Éste fue el relato que presenté en el concurso de Zenda: "Historias de miedo":

Caños del Desfiladero

Pedro recibió la llamada de su hermano muy temprano, recién levantado de la cama. Su madre había empeorado, así que se tomó el día libre en el trabajo y condujo hacia el pueblo tan rápido como su Renault Clío le permitió. Quedaban menos de veinte kilómetros para llegar a la casa de sus padres cuando el coche lo dejó tirado en la cuneta de la carretera, a la entrada de Caños del Desfiladero. Era un pequeño pueblo de la comarca y el peor lugar para sufrir un contratiempo, porque todo el mundo sabía que apenas había cobertura de telefonía móvil en esa zona. Por lo tanto, una vez que se dio por vencido en sus tentativas de arrancar el vehículo, tuvo que caminar hacia la población para pedir ayuda.

Caños tendría alrededor de quinientos habitantes y pocos alicientes para que la gente hiciera una parada allí. La infinidad de veces que había atravesado el pueblo con su coche le permitía a Pedro saber hacia dónde dirigirse: había un bar y una panadería trescientos metros más adelante, en una placita junto a la carretera. Trató de aprovechar el paseo para relajarse un poco, concentrando sus sentidos en los colores del campo, en el aroma de las chimeneas de las casas o en los trinos de los pájaros. Así pretendía olvidar durante unos minutos las preocupaciones que le afligían. Entró al bar de mejor humor del que tenía tras el percance con el coche, pero su buen ánimo se esfumó al comprobar que estaba vacío. “¿Hola? ¿Hay alguien ahí dentro?”, dijo en voz alta. Se asomó a la puerta que daba acceso a la parte privada del establecimiento, pero tampoco obtuvo respuesta. Tras esperar unos instantes, tomó la decisión de hacer la llamada sin pedir permiso, puesto que el teléfono estaba disponible al final de la barra. Marcó el número de su hermano varias veces, pero también debía de haber un problema con la línea fija. Unas veces sonaba la señal pero al otro lado no respondían, y otras, cuando parecía que su hermano había descolgado, no llegaba a oírse nada.

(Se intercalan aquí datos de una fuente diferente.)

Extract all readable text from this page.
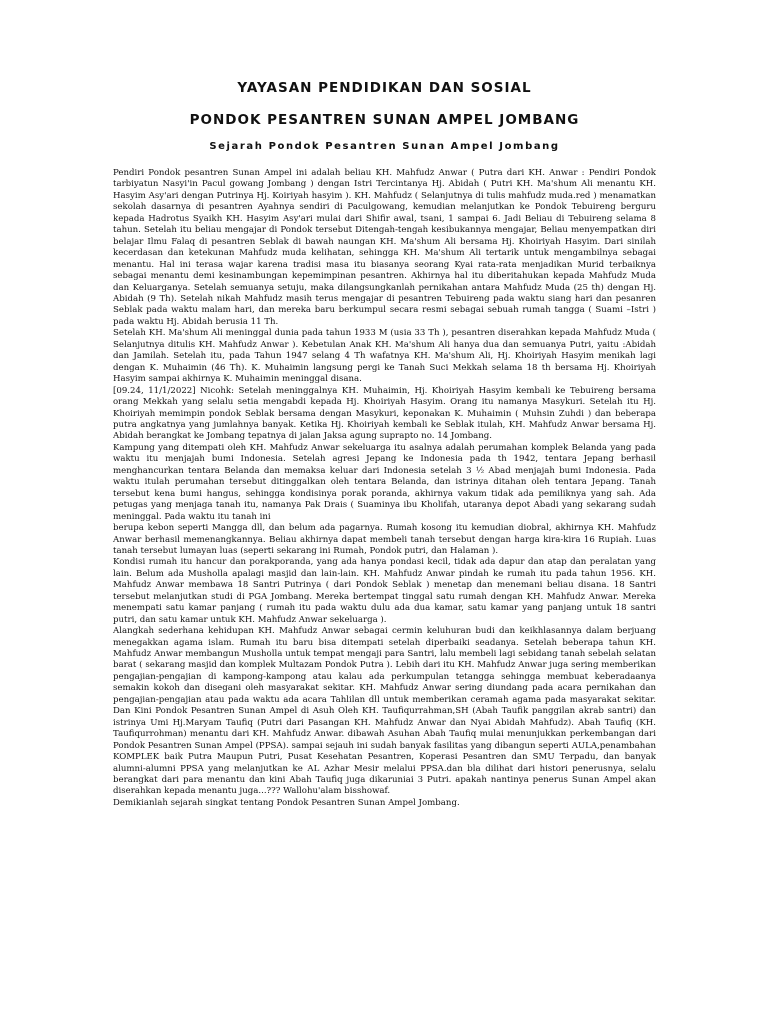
YAYASAN PENDIDIKAN DAN SOSIAL
PONDOK PESANTREN SUNAN AMPEL JOMBANG
Sejarah Pondok Pesantren Sunan Ampel Jombang

Pendiri Pondok pesantren Sunan Ampel ini adalah beliau KH. Mahfudz Anwar ( Putra dari KH. Anwar : Pendiri Pondok tarbiyatun Nasyi'in Pacul gowang Jombang ) dengan Istri Tercintanya Hj. Abidah ( Putri KH. Ma'shum Ali menantu KH. Hasyim Asy'ari dengan Putrinya Hj. Koiriyah hasyim ). KH. Mahfudz ( Selanjutnya di tulis mahfudz muda.red ) menamatkan sekolah dasarnya di pesantren Ayahnya sendiri di Paculgowang, kemudian melanjutkan ke Pondok Tebuireng berguru kepada Hadrotus Syaikh KH. Hasyim Asy'ari mulai dari Shifir awal, tsani, 1 sampai 6. Jadi Beliau di Tebuireng selama 8 tahun. Setelah itu beliau mengajar di Pondok tersebut Ditengah-tengah kesibukannya mengajar, Beliau menyempatkan diri belajar Ilmu Falaq di pesantren Seblak di bawah naungan KH. Ma'shum Ali bersama Hj. Khoiriyah Hasyim. Dari sinilah kecerdasan dan ketekunan Mahfudz muda kelihatan, sehingga KH. Ma'shum Ali tertarik untuk mengambilnya sebagai menantu. Hal ini terasa wajar karena tradisi masa itu biasanya seorang Kyai rata-rata menjadikan Murid terbaiknya sebagai menantu demi kesinambungan kepemimpinan pesantren. Akhirnya hal itu diberitahukan kepada Mahfudz Muda dan Keluarganya. Setelah semuanya setuju, maka dilangsungkanlah pernikahan antara Mahfudz Muda (25 th) dengan Hj. Abidah (9 Th). Setelah nikah Mahfudz masih terus mengajar di pesantren Tebuireng pada waktu siang hari dan pesanren Seblak pada waktu malam hari, dan mereka baru berkumpul secara resmi sebagai sebuah rumah tangga ( Suami –Istri ) pada waktu Hj. Abidah berusia 11 Th.

Setelah KH. Ma'shum Ali meninggal dunia pada tahun 1933 M (usia 33 Th ), pesantren diserahkan kepada Mahfudz Muda ( Selanjutnya ditulis KH. Mahfudz Anwar ). Kebetulan Anak KH. Ma'shum Ali hanya dua dan semuanya Putri, yaitu :Abidah dan Jamilah. Setelah itu, pada Tahun 1947 selang 4 Th wafatnya KH. Ma'shum Ali, Hj. Khoiriyah Hasyim menikah lagi dengan K. Muhaimin (46 Th). K. Muhaimin langsung pergi ke Tanah Suci Mekkah selama 18 th bersama Hj. Khoiriyah Hasyim sampai akhirnya K. Muhaimin meninggal disana.

[09.24, 11/1/2022] Nicohk: Setelah meninggalnya KH. Muhaimin, Hj. Khoiriyah Hasyim kembali ke Tebuireng bersama orang Mekkah yang selalu setia mengabdi kepada Hj. Khoiriyah Hasyim. Orang itu namanya Masykuri. Setelah itu Hj. Khoiriyah memimpin pondok Seblak bersama dengan Masykuri, keponakan K. Muhaimin ( Muhsin Zuhdi ) dan beberapa putra angkatnya yang jumlahnya banyak. Ketika Hj. Khoiriyah kembali ke Seblak itulah, KH. Mahfudz Anwar bersama Hj. Abidah berangkat ke Jombang tepatnya di jalan Jaksa agung suprapto no. 14 Jombang.

Kampung yang ditempati oleh KH. Mahfudz Anwar sekeluarga itu asalnya adalah perumahan komplek Belanda yang pada waktu itu menjajah bumi Indonesia. Setelah agresi Jepang ke Indonesia pada th 1942, tentara Jepang berhasil menghancurkan tentara Belanda dan memaksa keluar dari Indonesia setelah 3 ½ Abad menjajah bumi Indonesia. Pada waktu itulah perumahan tersebut ditinggalkan oleh tentara Belanda, dan istrinya ditahan oleh tentara Jepang. Tanah tersebut kena bumi hangus, sehingga kondisinya porak poranda, akhirnya vakum tidak ada pemiliknya yang sah. Ada petugas yang menjaga tanah itu, namanya Pak Drais ( Suaminya ibu Kholifah, utaranya depot Abadi yang sekarang sudah meninggal. Pada waktu itu tanah ini

berupa kebon seperti Mangga dll, dan belum ada pagarnya. Rumah kosong itu kemudian diobral, akhirnya KH. Mahfudz Anwar berhasil memenangkannya. Beliau akhirnya dapat membeli tanah tersebut dengan harga kira-kira 16 Rupiah. Luas tanah tersebut lumayan luas (seperti sekarang ini Rumah, Pondok putri, dan Halaman ).

Kondisi rumah itu hancur dan porakporanda, yang ada hanya pondasi kecil, tidak ada dapur dan atap dan peralatan yang lain. Belum ada Musholla apalagi masjid dan lain-lain. KH. Mahfudz Anwar pindah ke rumah itu pada tahun 1956. KH. Mahfudz Anwar membawa 18 Santri Putrinya ( dari Pondok Seblak ) menetap dan menemani beliau disana. 18 Santri tersebut melanjutkan studi di PGA Jombang. Mereka bertempat tinggal satu rumah dengan KH. Mahfudz Anwar. Mereka menempati satu kamar panjang ( rumah itu pada waktu dulu ada dua kamar, satu kamar yang panjang untuk 18 santri putri, dan satu kamar untuk KH. Mahfudz Anwar sekeluarga ).

Alangkah sederhana kehidupan KH. Mahfudz Anwar sebagai cermin keluhuran budi dan keikhlasannya dalam berjuang menegakkan agama islam. Rumah itu baru bisa ditempati setelah diperbaiki seadanya. Setelah beberapa tahun KH. Mahfudz Anwar membangun Musholla untuk tempat mengaji para Santri, lalu membeli lagi sebidang tanah sebelah selatan barat ( sekarang masjid dan komplek Multazam Pondok Putra ). Lebih dari itu KH. Mahfudz Anwar juga sering memberikan pengajian-pengajian di kampong-kampong atau kalau ada perkumpulan tetangga sehingga membuat keberadaanya semakin kokoh dan disegani oleh masyarakat sekitar. KH. Mahfudz Anwar sering diundang pada acara pernikahan dan pengajian-pengajian atau pada waktu ada acara Tahlilan dll untuk memberikan ceramah agama pada masyarakat sekitar. Dan Kini Pondok Pesantren Sunan Ampel di Asuh Oleh KH. Taufiqurrahman,SH (Abah Taufik panggilan akrab santri) dan istrinya Umi Hj.Maryam Taufiq (Putri dari Pasangan KH. Mahfudz Anwar dan Nyai Abidah Mahfudz). Abah Taufiq (KH. Taufiqurrohman) menantu dari KH. Mahfudz Anwar. dibawah Asuhan Abah Taufiq mulai menunjukkan perkembangan dari Pondok Pesantren Sunan Ampel (PPSA). sampai sejauh ini sudah banyak fasilitas yang dibangun seperti AULA,penambahan KOMPLEK baik Putra Maupun Putri, Pusat Kesehatan Pesantren, Koperasi Pesantren dan SMU Terpadu, dan banyak alumni-alumni PPSA yang melanjutkan ke AL Azhar Mesir melalui PPSA.dan bla dilihat dari histori penerusnya, selalu berangkat dari para menantu dan kini Abah Taufiq juga dikaruniai 3 Putri. apakah nantinya penerus Sunan Ampel akan diserahkan kepada menantu juga...??? Wallohu'alam bisshowaf.

Demikianlah sejarah singkat tentang Pondok Pesantren Sunan Ampel Jombang.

Enfurruñado, salió del bar dispuesto a encontrar un teléfono que funcionara. El olor a pan recién hecho que emanaba del horno al otro lado de la placita le recordó que no había desayunado, por lo que se dirigió a la pequeña tienda con la doble intención de comprar un bollo y pedir al dueño que le dejara hacer una llamada. El “buenos días” que comenzó a pronunciar según abría la puerta se quedó a medio camino en su boca porque, de nuevo, no halló quien pudiera darle réplica. Al igual que en el bar, la panadería estaba desierta y el teléfono fijo tampoco le permitió comunicarse.

Pedro pensó que una buena razón para que la gente se ausentara de sus puestos de trabajo era que hubieran sido convocados a una reunión urgente en el ayuntamiento o en la iglesia, pero el primero estaba cerrado y en la segunda no había nadie rezando ni logró localizar al sacerdote. Comenzó a desesperarse.

A partir de ese momento, el declive en el ánimo de Pedro fue paralelo al fracaso de sus intentos por encontrar ayuda. Para él fue un duro golpe darse cuenta de que, en la hora y pico que llevaba en el pueblo, además de no cruzarse con ninguna persona, ni un solo coche había pasado por la carretera. Era una fría mañana de lunes en enero, pero eso no justificaba la ausencia total de actividad. Aporreó todas las puertas, entró en los lugares que estaban abiertos, gritó en las calles y finalmente se decidió a seguir caminando por la carretera hasta llegar a su pueblo o al menos a algún sitio en el que su móvil tuviera cobertura. Sin embargo, la fuerte lluvia y el viento huracanado que se desataron al poco de abandonar Caños del Desfiladero le hicieron desistir.

Era ya de noche cuando se refugió en la iglesia, vencido por el miedo. A un lado del altar había unas velas encendidas que Pedro no había visto por la mañana, aunque esto apenas le sorprendió. Meditando acerca de lo que le estaba ocurriendo tuvo una idea. Subió de dos en dos las escaleras que llevaban al campanario, empujó con el hombro la puerta que daba acceso al exterior y se dio de bruces con una gran campana que parecía ser muy antigua. Le costó mover el badajo y hacer que sonara, pero cuando lo consiguió la hizo tañer gritando “¡Auxilio! ¡Socorro!” hasta que le abandonaron las fuerzas.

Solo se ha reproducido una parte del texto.